As well as other unappealing "power foods" such as flax seed (ugh), Evan recommends bananas. "Great nutritional value... mix of complex and simple carbohydrates that provide both rapid and sustained energy..."

I like bananas. I eat a lot of bananas. I usually take a banana or two with me when I go sailing and eat them before and/or after sailing. I have even seen Laser sailors with a couple of bananas duct-taped to their mast so that they can eat them between races. But some sailors are superstitious about bananas on a boat.

My father hated bananas. He wouldn't touch them. When I asked him why, he explained that it was because, when he was in West Africa during World War II, he saw (and smelled) huge piles of bananas rotting on the beaches, and for ever after the sight of a banana nauseated him.

Evan Lewis H.B.KIN., CSCS, CK says that "bananas are an excellent source of potassium, which is an electrolyte needed for proper muscle function that is lost in sweat."

Hmmm. I sweat a lot. I am a prolific sweater. I am an embarrassingly prolific sweater.

Whenever I partake in any vigorous exercise the sweat pours out of me. Even standing outside an a moderately warm day can stimulate my sweat glands into hyper-action.

Earlier this year I joined a running club and started doing their weekly five mile runs on Thursday evenings. Part of the attraction, I admit, was the prospect of beer and pizza after the runs. I was really looking forward to hanging out with other old geezer runners over beer and pizza.


The first week I did the run and went to the pub for beer and pizza. I was sweating. I was sweating a lot. I couldn't stop sweating. I sat in the pub chatting over beer and pizza to the other old geezers while desperately mopping up sweat and trying not to drip too much sweat in my beer and on my pizza and on the other old geezers. It was awful. Even thirty minutes after the run I was still sweating profusely. Not one of the other old geezers was sweating like me. I am an outlier on the "propensity to sweat" scale.

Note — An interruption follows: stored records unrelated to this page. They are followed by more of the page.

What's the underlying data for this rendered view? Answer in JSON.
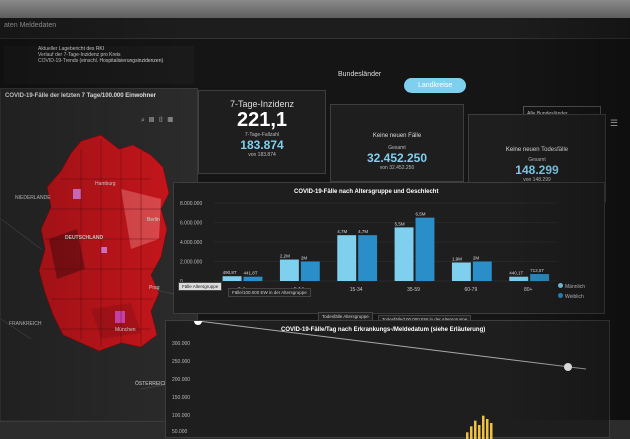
{
  "window": {
    "title": "aten Meldedaten"
  },
  "news": {
    "line1": "Aktueller Lagebericht des RKI",
    "line2": "Verlauf der 7-Tage-Inzidenz pro Kreis",
    "line3": "COVID-19-Trends (einschl. Hospitalisierungsinzidenzen)"
  },
  "map": {
    "title": "COVID-19-Fälle der letzten 7 Tage/100.000 Einwohner",
    "labels": {
      "niederlande": "NIEDERLANDE",
      "deutschland": "DEUTSCHLAND",
      "hamburg": "Hamburg",
      "berlin": "Berlin",
      "prag": "Prag",
      "muenchen": "München",
      "frankreich": "FRANKREICH",
      "oesterreich": "ÖSTERREICH"
    },
    "colors": {
      "high": "#c8161c",
      "mid": "#e04a4e",
      "low": "#8a1016",
      "highlight": "#e87ad6"
    }
  },
  "tabs": {
    "tab1": "Bundesländer",
    "tab2": "Landkreise",
    "active": "tab2"
  },
  "filter": {
    "selected": "Alle Bundesländer"
  },
  "cards": {
    "inzidenz": {
      "title": "7-Tage-Inzidenz",
      "value": "221,1",
      "sub_label": "7-Tage-Fallzahl",
      "sub_value": "183.874",
      "sub_note": "von 183.874"
    },
    "faelle": {
      "title": "Keine neuen Fälle",
      "label": "Gesamt",
      "value": "32.452.250",
      "note": "von 32.452.250"
    },
    "tode": {
      "title": "Keine neuen Todesfälle",
      "label": "Gesamt",
      "value": "148.299",
      "note": "von 148.299"
    }
  },
  "bar_chart": {
    "title": "COVID-19-Fälle nach Altersgruppe und Geschlecht",
    "subtabs": [
      "Fälle Altersgruppe",
      "Fälle/100.000 EW in der Altersgruppe",
      "Todesfälle Altersgruppe",
      "Todesfälle/100.000 EW in der Altersgruppe"
    ],
    "legend": [
      "Männlich",
      "Weiblich"
    ]
  },
  "line_chart": {
    "title": "COVID-19-Fälle/Tag nach Erkrankungs-/Meldedatum (siehe Erläuterung)",
    "yticks": [
      "300.000",
      "250.000",
      "200.000",
      "150.000",
      "100.000",
      "50.000"
    ]
  },
  "chart_data": [
    {
      "type": "bar",
      "title": "COVID-19-Fälle nach Altersgruppe und Geschlecht",
      "categories": [
        "0-4",
        "5-14",
        "15-34",
        "35-59",
        "60-79",
        "80+"
      ],
      "series": [
        {
          "name": "Männlich",
          "color": "#7fd0ee",
          "values": [
            490000,
            2200000,
            4700000,
            5500000,
            1900000,
            440000
          ],
          "labels": [
            "490,8T",
            "2,2M",
            "4,7M",
            "5,5M",
            "1,9M",
            "440,1T"
          ]
        },
        {
          "name": "Weiblich",
          "color": "#2a8fc9",
          "values": [
            441000,
            2000000,
            4700000,
            6500000,
            2000000,
            713000
          ],
          "labels": [
            "441,8T",
            "2M",
            "4,7M",
            "6,5M",
            "2M",
            "713,5T"
          ]
        }
      ],
      "yticks": [
        "8.000.000",
        "6.000.000",
        "4.000.000",
        "2.000.000",
        "0"
      ],
      "ylim": [
        0,
        8000000
      ]
    },
    {
      "type": "bar",
      "title": "COVID-19-Fälle/Tag nach Erkrankungs-/Meldedatum (siehe Erläuterung)",
      "values": [
        20000,
        38000,
        55000,
        42000,
        70000,
        60000,
        48000
      ],
      "ylim": [
        0,
        300000
      ]
    }
  ]
}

So now I still do the runs but I skip the trip to the pub. Instead I just sit on a towel and sweat in the car on the drive home with the AC on full blast.

Where was I? Where am I?

Oh yes. Bananas. Potassium.

I figure that if I sweat out a lot of potassium then it's a good thing that bananas are an excellent source of potassium. After all, I certainly need some of that "proper muscle function" that Evan writes about. A lot of my problems sailing a Laser are caused by lack of proper muscle function.


I like bananas. I eat a lot of bananas.

Laser sailors, "Eat bananas."

4 comments:

Pat said...

Eating bananas on board your Laser, would however create some interesting issues.

O Docker said...

Here I am reading this while finishing up my morning bananas.

I got hooked on bananas (get it?) when I started riding a bike a lot. That was in the days before miracle gels and power bars, when all bike riders ate bananas - for the reasons that you and Evan Lewis H.B.KIN., CSCS, CK mention.

I've always thought of the banana as nature's cartoon fruit. The shape, the color, the funny wrapper are all a joke, I think.

I have the feeling that the banana was designed by someone in marketing and not by whoever designed all of the other fruits.

Baydog said...

It would be cool if you could make it so that every day, the bananas in that picture would get a little riper, until a week later, they'd be completely rotten :)

Carol Anne said...

Quinoa and flax are both good for the digestion and much better than refined flours. I like the substance they add to homemade bread -- such bread will stand up to heavy, messy, gooey things piled on it, and the flavor of the bread is also rich and nutty.

However, for being good for you and also enjoyable to eat, it's hard to beat bananas. It's just a good idea for the crewperson on the boat who has been put in charge of safety issues not to toss a banana peel into the cabin in such a way that it comes to rest at the foot of the companionway.

Fortunately, Laser sailors don't have to deal with companionways.